2) Or should I perform an association analysis, decide what fields are significant (table of contigency for qualitative fields and pearson/spearman correlation for the quantitative ones) and then only input the significant fields in the regression tool as predictive variables?
Solved! Go to Solution.
or should you incorporate stepwise into the process?
If you're learning, I'd suggest reading through "I'm not afraid of Logistic Regression: A friendly introduction for students and people like them". It's about as easy an introductin to Logistic Regression you'll find. The only negative is that the examples are in SPSS, but the concepts are the same as in R. You can get it on Amazon for $4.99.
After reading it, you'll understand the different approaches (stepwise forward vs. stepwise backwards), and how to judge your model.
A good way to start out, especially into regressions for the first time, is to creat MULTIPLE models. You can play with the different variable combinations that you create, and then score each of them to see what ends up with the best fit.
In your case:
Step 1--Create 3 to 5 logistic regressions with different variable combinations, and check the scoring of each to find the best performance. This can get your brain going on the types of variables that predict your target the strongest.

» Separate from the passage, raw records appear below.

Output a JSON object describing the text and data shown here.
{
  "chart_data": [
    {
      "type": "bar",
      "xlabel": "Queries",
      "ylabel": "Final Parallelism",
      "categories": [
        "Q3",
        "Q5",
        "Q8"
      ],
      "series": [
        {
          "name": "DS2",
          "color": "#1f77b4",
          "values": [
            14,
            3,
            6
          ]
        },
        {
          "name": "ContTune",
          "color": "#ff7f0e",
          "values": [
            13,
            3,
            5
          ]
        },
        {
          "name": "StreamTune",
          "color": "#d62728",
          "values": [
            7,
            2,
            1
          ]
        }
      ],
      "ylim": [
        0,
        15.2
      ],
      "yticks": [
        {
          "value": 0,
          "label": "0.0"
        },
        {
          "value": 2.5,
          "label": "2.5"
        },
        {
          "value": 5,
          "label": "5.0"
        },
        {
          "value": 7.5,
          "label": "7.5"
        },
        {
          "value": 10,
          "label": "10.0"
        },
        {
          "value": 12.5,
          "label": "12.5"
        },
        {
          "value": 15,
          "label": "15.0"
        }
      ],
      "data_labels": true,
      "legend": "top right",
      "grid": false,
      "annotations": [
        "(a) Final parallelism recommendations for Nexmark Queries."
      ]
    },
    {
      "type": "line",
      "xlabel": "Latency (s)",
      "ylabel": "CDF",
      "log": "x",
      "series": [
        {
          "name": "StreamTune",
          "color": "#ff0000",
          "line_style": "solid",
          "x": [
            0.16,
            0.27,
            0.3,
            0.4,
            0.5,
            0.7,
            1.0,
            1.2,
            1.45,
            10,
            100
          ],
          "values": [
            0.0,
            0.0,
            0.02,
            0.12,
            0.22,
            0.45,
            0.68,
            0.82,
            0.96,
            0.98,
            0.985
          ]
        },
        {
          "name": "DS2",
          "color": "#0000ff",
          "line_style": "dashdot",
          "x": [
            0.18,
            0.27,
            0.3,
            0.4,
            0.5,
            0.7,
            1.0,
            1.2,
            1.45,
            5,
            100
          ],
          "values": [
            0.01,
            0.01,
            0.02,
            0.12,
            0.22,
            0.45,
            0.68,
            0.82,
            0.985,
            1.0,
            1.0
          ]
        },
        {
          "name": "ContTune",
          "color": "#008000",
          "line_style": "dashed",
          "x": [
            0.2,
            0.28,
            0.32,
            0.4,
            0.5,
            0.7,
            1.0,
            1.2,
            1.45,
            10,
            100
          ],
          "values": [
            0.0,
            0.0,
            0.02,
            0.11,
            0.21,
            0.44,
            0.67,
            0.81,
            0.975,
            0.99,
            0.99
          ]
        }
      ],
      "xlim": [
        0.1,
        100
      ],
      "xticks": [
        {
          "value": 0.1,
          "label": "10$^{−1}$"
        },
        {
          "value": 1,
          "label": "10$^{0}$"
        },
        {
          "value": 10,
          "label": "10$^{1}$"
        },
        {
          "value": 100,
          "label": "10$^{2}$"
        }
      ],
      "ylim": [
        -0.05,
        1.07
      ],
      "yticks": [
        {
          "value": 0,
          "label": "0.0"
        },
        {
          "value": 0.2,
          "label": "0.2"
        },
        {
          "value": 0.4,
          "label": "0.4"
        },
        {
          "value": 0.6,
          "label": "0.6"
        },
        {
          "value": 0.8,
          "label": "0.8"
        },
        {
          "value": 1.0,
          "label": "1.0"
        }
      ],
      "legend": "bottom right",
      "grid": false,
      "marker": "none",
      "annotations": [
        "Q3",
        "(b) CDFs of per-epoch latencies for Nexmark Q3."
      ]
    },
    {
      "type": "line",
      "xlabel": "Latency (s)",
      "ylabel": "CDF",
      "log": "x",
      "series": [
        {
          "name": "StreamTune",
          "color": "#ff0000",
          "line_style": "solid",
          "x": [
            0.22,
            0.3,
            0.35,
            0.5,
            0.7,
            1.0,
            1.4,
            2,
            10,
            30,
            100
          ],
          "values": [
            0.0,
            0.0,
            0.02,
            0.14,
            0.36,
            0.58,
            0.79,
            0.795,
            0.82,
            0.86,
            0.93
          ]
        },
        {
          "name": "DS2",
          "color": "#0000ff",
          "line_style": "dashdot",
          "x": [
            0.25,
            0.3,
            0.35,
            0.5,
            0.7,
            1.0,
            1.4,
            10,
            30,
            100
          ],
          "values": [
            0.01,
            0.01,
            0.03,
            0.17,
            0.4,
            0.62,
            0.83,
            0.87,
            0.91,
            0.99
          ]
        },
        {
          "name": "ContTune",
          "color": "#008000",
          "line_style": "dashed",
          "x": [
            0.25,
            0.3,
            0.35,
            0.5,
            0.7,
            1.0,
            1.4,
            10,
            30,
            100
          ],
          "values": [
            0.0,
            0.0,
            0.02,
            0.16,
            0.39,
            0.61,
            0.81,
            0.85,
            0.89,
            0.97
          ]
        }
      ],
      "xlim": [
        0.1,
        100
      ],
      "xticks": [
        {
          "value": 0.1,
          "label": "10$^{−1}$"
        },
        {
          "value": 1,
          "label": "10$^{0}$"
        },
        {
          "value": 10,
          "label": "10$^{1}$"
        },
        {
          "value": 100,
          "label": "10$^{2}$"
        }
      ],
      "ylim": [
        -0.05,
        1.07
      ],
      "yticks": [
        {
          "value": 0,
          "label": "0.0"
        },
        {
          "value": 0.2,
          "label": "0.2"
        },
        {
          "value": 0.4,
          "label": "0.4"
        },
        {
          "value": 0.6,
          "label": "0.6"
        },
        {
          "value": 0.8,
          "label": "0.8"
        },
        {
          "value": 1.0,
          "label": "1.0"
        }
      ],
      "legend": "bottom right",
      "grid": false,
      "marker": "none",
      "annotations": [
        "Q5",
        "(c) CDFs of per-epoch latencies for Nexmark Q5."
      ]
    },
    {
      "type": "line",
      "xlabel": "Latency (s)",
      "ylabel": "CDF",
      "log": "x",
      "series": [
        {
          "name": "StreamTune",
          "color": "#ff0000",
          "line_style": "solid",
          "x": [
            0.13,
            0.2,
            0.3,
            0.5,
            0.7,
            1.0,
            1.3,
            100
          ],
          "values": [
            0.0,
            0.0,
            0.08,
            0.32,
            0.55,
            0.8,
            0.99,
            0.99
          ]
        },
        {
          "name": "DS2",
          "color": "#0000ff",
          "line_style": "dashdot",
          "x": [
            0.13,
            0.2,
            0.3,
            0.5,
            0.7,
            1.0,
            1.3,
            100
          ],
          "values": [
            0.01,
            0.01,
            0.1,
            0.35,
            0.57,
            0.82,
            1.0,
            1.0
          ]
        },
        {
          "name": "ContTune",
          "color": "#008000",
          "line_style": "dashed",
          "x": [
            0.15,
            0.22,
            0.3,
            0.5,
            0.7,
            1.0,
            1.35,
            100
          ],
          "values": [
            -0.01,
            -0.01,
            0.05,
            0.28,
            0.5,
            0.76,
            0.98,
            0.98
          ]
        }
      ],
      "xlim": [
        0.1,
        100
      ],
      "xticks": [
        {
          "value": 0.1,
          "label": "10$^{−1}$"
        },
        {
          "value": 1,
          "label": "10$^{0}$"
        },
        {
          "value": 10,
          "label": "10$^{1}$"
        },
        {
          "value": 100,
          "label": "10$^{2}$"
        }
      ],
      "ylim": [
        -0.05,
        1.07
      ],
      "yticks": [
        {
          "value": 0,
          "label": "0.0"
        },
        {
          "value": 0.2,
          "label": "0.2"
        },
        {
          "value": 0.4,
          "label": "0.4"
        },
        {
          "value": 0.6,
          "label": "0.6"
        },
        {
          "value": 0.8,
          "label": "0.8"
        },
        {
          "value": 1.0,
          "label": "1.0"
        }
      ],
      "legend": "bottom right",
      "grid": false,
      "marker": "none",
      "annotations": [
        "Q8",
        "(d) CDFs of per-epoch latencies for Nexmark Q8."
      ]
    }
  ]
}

Step 2--Begin creating your own variables out of the ones you already have. For example, if you have a datetime variable, you can begin splitting that into things like Seasons, Weekends/Weekday, Daytime/Nighttime etc. Begin brainstorming all the different ways you can fiddle with the data you already have to make it more useful.

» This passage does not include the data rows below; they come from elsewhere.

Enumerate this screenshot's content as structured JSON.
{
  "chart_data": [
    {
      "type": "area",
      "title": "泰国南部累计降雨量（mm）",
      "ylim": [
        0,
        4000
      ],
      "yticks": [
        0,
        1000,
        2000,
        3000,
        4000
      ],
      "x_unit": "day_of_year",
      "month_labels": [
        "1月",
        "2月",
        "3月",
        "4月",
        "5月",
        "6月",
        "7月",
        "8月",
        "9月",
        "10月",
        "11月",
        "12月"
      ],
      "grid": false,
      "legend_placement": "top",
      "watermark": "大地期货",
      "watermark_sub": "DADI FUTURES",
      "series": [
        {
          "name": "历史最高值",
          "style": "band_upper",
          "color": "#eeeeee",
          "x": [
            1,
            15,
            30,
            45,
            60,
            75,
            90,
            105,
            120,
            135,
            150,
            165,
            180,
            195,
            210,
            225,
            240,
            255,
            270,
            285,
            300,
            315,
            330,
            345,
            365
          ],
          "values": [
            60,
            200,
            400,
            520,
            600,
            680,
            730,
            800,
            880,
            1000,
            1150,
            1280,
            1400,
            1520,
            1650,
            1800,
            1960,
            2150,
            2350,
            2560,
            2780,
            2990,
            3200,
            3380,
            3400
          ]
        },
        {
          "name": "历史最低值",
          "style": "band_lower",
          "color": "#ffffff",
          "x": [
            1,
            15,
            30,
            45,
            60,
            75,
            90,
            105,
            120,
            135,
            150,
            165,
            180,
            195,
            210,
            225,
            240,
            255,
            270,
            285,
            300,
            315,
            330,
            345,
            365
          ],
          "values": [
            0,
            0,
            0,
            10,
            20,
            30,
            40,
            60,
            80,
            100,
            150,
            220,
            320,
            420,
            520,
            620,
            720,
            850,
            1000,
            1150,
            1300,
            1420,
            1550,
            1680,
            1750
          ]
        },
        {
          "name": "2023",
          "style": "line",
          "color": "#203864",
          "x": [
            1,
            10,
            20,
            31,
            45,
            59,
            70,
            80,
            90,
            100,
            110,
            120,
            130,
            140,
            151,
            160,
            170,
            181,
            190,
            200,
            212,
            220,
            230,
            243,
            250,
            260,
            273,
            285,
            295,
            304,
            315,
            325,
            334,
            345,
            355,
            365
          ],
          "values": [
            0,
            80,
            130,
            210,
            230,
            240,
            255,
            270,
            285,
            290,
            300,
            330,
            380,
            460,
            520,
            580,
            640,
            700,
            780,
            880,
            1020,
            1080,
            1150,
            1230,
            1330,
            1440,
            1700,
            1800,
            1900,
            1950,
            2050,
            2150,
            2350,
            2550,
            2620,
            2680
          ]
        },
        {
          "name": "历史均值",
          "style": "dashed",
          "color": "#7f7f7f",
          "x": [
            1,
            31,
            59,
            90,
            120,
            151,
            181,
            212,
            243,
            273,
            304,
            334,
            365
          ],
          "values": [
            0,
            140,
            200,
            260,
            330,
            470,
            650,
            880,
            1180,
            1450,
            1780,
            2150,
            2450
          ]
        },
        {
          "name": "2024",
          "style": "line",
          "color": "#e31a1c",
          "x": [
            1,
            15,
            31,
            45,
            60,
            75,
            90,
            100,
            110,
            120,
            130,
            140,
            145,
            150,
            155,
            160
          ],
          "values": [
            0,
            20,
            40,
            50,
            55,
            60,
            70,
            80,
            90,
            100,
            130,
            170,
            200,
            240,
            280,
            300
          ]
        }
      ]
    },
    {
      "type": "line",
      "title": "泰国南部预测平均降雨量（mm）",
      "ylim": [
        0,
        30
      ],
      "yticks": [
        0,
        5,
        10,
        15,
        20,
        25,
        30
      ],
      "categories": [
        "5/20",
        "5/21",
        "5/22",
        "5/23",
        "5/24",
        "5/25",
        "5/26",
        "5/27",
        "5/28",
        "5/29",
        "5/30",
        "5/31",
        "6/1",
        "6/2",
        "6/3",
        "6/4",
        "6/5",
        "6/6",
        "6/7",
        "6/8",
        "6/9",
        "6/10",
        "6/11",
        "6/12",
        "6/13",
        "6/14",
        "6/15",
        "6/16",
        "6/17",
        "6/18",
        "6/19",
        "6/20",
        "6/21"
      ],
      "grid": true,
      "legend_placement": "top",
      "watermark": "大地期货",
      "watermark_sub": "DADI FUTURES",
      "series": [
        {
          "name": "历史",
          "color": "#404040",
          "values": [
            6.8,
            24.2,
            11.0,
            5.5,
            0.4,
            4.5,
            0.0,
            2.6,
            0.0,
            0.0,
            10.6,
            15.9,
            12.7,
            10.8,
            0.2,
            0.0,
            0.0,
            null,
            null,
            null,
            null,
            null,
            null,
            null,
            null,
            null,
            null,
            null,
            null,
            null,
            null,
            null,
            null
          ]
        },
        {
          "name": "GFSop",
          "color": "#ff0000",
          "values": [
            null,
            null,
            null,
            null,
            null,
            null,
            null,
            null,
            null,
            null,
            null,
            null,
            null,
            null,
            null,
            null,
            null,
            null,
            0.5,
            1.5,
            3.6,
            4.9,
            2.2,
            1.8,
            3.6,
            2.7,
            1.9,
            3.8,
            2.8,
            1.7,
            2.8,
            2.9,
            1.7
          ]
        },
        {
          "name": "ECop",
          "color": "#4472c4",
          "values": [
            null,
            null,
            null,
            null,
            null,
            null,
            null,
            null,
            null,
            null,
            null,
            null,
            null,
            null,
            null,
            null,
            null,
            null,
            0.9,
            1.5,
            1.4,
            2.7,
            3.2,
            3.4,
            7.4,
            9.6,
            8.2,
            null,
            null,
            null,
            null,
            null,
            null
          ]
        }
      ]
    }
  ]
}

Step 3--Start researching more ways to improve your model. How will you avoid multi-collinearity with your predictor variables? Are there ways in which you can grab more data?
The moral of the story is jump right in, and get your brain working on interesting things!
Hi @Federica_FF,
The Content Engineering team has actually just wrapped up a series of new interactive starter kits, one of which focuses on doing Logistic Regression in Alteryx! You can expect to see the kits on the Gallery by the end of this month. I can post another reply here with the link when they're available if you'd like.
Best,
Bridget
Hi
@BridgetT wrote:Hi @Federica_FF,
The Content Engineering team has actually just wrapped up a series of new interactive starter kits, one of which focuses on doing Logistic Regression in Alteryx! You can expect to see the kits on the Gallery by the end of this month. I can post another reply here with the link when they're available if you'd like.
Best,
Bridget
Thank you guys for the advices!
You're welcome! It should be available soon; I hope it helps!
Hi @Federica_FF,
The logistic regression (and linear regression and A/B testing) starter kits are now available here on the Gallery: https://gallery.alteryx.com/#!app/Predictive-Analytics-Starter-Kit-Volume-1/576326b13df7da0eb48098d5...
Best,
Bridget
page not found! sounds valuable though!